The second (store) at the same location was that of John Fortune. This one manufactured and sold a liniment, Fortune’s Ojibway Liniment.
The third (store) was still there in 1920 and was the property of Peter McLean.
Boyd’s Store was one of the most important in River Bourgeois. It was about halfway between Haut-du-Bras and Fond-du-Bras. It continued after all the others closed their doors for good. It was owned, from father to son, for four generations of Boyds: Donald (1825-1875), Angus (1855-1938), Willie, and Blaise. This store had its turn to close permanently in 1975.
The Urquahart (Ouaqueur for Acadians) Store. This store, long since closed, was located some distance east of Boyd’s Store on the north shore opposite Ben LeBlanc’s house. It was moved in winter to the Briquerie to Archie Morrison’s and transformed into a barn.
Later on, there were a number of small stores: Aleck à Charles Samson, longtime post master at La Pointe next to the church; Damien Béranger at Fond-du Bras; Abram à Damien Béranger succeeded his father; Lawrence Bourque (son of “John à Haïgne”) at P’tit Yurbain; Charlie Boudreau (son of Charlie) at Haut-du-Bras; Delore Bourque (son of Amable à Felix and Tillie) at Church Point); and Victor à Dominique Bourque, Bord-du-Sud.
In later years other small stores sprang up in all parts of the parish.
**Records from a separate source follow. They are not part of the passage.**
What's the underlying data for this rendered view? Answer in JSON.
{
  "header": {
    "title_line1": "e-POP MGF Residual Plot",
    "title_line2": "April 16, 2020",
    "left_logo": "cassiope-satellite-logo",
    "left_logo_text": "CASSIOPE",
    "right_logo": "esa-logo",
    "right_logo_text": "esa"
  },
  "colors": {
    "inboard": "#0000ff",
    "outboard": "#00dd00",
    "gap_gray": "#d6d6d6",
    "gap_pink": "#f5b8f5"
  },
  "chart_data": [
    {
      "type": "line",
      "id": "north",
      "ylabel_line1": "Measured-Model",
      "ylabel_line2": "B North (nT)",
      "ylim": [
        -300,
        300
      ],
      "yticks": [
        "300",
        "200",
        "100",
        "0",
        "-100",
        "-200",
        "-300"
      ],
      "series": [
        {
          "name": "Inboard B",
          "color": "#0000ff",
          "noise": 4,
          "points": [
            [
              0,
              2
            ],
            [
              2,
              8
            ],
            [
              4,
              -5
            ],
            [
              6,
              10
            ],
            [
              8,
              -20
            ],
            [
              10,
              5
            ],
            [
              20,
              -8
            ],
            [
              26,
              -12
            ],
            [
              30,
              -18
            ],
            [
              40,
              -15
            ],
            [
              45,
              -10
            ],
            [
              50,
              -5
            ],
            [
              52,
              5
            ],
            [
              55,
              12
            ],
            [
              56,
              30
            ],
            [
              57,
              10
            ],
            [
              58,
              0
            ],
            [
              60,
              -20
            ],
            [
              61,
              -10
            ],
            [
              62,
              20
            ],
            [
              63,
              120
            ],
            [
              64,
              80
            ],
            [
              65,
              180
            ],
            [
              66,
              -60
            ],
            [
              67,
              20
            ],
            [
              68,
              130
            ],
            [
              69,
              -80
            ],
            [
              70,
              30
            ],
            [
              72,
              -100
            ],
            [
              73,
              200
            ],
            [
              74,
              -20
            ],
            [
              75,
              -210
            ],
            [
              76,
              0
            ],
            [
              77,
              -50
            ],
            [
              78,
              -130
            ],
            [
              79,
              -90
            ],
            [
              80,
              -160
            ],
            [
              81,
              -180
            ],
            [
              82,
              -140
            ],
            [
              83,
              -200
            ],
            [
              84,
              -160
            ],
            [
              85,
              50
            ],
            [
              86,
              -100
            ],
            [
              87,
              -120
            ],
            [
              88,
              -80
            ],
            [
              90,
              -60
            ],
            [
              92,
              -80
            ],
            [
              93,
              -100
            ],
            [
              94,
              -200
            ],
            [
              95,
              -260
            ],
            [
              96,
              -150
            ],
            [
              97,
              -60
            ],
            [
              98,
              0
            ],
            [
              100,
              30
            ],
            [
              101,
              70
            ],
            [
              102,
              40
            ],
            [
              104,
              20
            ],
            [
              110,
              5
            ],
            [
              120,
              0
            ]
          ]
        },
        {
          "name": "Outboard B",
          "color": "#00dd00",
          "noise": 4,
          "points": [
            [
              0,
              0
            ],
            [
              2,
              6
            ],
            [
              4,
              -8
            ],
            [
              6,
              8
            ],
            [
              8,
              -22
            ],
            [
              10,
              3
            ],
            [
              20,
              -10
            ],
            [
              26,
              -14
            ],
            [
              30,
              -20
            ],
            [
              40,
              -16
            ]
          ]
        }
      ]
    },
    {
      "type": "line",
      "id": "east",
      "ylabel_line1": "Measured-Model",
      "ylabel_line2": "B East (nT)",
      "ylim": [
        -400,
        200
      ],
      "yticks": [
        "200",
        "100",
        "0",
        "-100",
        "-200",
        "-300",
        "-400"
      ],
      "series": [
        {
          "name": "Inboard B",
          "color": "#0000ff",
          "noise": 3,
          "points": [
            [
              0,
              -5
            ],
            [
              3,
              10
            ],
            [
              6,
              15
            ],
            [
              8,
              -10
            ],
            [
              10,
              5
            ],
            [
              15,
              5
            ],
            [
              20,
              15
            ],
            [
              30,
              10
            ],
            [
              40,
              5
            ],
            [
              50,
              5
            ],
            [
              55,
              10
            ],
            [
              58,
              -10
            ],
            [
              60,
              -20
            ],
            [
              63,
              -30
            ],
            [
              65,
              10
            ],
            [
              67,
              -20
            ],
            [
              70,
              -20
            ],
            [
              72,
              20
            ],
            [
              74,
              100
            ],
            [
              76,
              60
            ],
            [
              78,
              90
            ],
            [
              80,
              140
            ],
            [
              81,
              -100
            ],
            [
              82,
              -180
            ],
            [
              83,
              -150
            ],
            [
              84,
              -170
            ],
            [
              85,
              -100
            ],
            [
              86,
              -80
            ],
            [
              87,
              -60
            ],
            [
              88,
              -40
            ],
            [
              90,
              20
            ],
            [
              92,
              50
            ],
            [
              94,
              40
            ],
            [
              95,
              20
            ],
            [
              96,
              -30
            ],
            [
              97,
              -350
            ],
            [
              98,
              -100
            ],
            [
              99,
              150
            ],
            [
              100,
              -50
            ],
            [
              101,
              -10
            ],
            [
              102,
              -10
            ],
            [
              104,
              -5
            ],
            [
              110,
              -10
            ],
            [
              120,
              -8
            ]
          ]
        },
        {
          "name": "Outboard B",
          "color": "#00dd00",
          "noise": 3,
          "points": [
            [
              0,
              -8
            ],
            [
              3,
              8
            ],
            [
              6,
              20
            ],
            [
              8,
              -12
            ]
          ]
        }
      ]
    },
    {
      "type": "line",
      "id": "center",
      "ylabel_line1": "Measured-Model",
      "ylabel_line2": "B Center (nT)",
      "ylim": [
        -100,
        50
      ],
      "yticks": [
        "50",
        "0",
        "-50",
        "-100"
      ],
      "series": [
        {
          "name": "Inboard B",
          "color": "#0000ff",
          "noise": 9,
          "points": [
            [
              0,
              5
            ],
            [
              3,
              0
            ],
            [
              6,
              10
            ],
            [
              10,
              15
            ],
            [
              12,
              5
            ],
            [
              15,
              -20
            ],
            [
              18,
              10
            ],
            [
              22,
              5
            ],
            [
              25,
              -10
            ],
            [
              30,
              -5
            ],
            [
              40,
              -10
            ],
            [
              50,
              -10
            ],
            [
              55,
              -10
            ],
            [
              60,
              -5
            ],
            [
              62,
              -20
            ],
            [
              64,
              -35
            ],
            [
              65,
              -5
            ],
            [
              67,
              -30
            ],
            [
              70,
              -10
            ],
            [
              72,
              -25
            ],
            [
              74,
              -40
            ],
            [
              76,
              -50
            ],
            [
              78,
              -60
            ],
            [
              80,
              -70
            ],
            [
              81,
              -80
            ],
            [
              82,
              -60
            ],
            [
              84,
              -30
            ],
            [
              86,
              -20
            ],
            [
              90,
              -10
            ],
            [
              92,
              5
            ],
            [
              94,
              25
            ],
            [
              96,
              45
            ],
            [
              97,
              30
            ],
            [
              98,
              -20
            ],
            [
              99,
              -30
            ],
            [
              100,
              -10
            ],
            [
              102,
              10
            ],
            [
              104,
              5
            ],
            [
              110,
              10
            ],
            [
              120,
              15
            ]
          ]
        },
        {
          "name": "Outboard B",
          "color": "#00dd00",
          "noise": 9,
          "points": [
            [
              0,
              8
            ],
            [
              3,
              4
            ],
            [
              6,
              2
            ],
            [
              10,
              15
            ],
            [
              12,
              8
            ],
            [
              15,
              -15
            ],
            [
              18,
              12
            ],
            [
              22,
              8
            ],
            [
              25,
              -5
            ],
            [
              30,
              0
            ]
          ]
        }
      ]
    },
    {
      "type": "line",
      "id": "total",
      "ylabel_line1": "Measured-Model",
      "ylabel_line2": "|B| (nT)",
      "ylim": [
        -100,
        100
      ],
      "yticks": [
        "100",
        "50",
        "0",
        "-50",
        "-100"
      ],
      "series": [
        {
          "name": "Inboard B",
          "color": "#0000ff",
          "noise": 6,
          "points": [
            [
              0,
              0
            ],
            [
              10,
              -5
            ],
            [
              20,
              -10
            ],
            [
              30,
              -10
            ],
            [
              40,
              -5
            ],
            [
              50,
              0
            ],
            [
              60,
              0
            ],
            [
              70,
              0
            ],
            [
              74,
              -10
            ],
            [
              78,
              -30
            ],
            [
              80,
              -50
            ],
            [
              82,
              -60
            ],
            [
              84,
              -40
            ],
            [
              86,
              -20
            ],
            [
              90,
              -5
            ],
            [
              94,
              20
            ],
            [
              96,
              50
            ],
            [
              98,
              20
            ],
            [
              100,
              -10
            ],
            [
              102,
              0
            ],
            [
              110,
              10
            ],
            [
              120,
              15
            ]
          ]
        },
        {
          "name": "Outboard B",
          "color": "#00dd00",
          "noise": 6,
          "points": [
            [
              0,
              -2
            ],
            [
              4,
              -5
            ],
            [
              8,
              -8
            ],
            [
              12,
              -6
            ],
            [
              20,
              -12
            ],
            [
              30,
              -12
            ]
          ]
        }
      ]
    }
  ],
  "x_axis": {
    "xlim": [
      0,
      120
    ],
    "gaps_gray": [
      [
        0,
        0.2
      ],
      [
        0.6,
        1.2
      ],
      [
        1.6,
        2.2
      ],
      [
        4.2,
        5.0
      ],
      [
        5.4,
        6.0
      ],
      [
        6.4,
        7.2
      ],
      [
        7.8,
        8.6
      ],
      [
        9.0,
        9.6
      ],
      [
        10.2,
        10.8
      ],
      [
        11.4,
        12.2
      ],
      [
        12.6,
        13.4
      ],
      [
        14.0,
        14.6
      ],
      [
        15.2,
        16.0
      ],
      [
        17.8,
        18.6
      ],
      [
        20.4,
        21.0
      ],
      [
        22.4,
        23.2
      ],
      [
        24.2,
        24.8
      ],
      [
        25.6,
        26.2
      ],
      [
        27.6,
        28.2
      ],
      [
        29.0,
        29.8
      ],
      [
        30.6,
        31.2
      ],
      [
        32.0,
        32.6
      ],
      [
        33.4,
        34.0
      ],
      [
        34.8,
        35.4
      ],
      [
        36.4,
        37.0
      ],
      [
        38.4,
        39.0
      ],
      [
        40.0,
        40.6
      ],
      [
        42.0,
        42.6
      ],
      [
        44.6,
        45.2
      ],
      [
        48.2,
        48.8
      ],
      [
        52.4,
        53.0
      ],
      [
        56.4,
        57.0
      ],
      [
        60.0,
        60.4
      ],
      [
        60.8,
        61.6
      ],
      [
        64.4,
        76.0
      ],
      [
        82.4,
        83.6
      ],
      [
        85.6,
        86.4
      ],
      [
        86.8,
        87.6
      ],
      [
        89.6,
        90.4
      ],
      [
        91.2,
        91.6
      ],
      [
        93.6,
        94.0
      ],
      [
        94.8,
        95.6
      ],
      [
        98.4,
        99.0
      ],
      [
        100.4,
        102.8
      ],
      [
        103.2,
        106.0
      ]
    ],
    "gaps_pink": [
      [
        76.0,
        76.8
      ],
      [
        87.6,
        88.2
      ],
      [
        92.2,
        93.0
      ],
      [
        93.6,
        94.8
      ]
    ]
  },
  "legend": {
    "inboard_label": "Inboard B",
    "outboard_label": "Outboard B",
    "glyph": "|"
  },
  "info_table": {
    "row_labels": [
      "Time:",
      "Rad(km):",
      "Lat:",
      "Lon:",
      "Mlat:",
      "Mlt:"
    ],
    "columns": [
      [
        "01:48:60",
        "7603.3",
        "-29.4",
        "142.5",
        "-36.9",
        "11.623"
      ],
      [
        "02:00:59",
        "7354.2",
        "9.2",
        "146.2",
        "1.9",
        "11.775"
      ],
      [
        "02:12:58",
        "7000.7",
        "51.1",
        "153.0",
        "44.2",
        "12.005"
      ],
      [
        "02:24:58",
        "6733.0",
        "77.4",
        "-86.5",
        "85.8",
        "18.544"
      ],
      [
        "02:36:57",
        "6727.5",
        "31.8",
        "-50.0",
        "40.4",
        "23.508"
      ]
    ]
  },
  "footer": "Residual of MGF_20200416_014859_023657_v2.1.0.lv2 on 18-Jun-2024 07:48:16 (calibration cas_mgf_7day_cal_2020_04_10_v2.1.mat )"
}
Someone named Sutherland, a sailmaker, set up where “P’tit Yurbain” (son of Urbain) Samson lived at P’tit Yurbain while Anselme Samson set up shop on his wharf at Fond-du-Bras.
Around the beginning of the century, there was, on the western shore of the entrance, a small lobster preserve establishment. Acadians called it “the lobster factory.” It had been an operation for a number of years and employed a certain number of people during the lobster season. Some young people working there earned, it seems, a dozen sous a day.
The first post offices were located at La Pointe beside the church. Here are the names, in order, of post masters who served since the beginning: George Bissett; Aleck à Charles Samson; Katie-Anne Samson (sister of Aleck); Hélèn Boucher (daughter of Willie); Delore Bourque (the son of Amable à Felix since around 1953; and Carmen Fougere, since 1980.
Since a number of years there has been a post office at Rivière-Tillard whose director was Mme Andrew Boudreau (daughter of P’tit Aimé Landry).
This post office at Cannes opened in 1884 and bore the name of the city of Cannes in France. Post Masters there were: John Fortune, merchant; Tranquil Digout (1837-1927) he was post master for 40 years; Susie Landry (Mrs. Georges Landry), deceased in 1978; Eileen Landry (daughter of Susie, granddaughter of Georges à Charles) deceased in 1978; and Susie and Eileen Landry were post mistresses from 1924 to 1969.
The post office at Cannes served the communities of Seaview, Thibeauville, Fausse–Baie, South River Bourgeois.
Thereafter, post offices were opened at Seaview, Rivière-Bourgeois South and Fausse-Baie. When the post office at Fausse-Baie was opened in the 1920s, this lovely name was changed to Hawker in honour of a flier.
There is left in the parish only one post office, the others were closed in 1970 when began a system of home delivery of mail.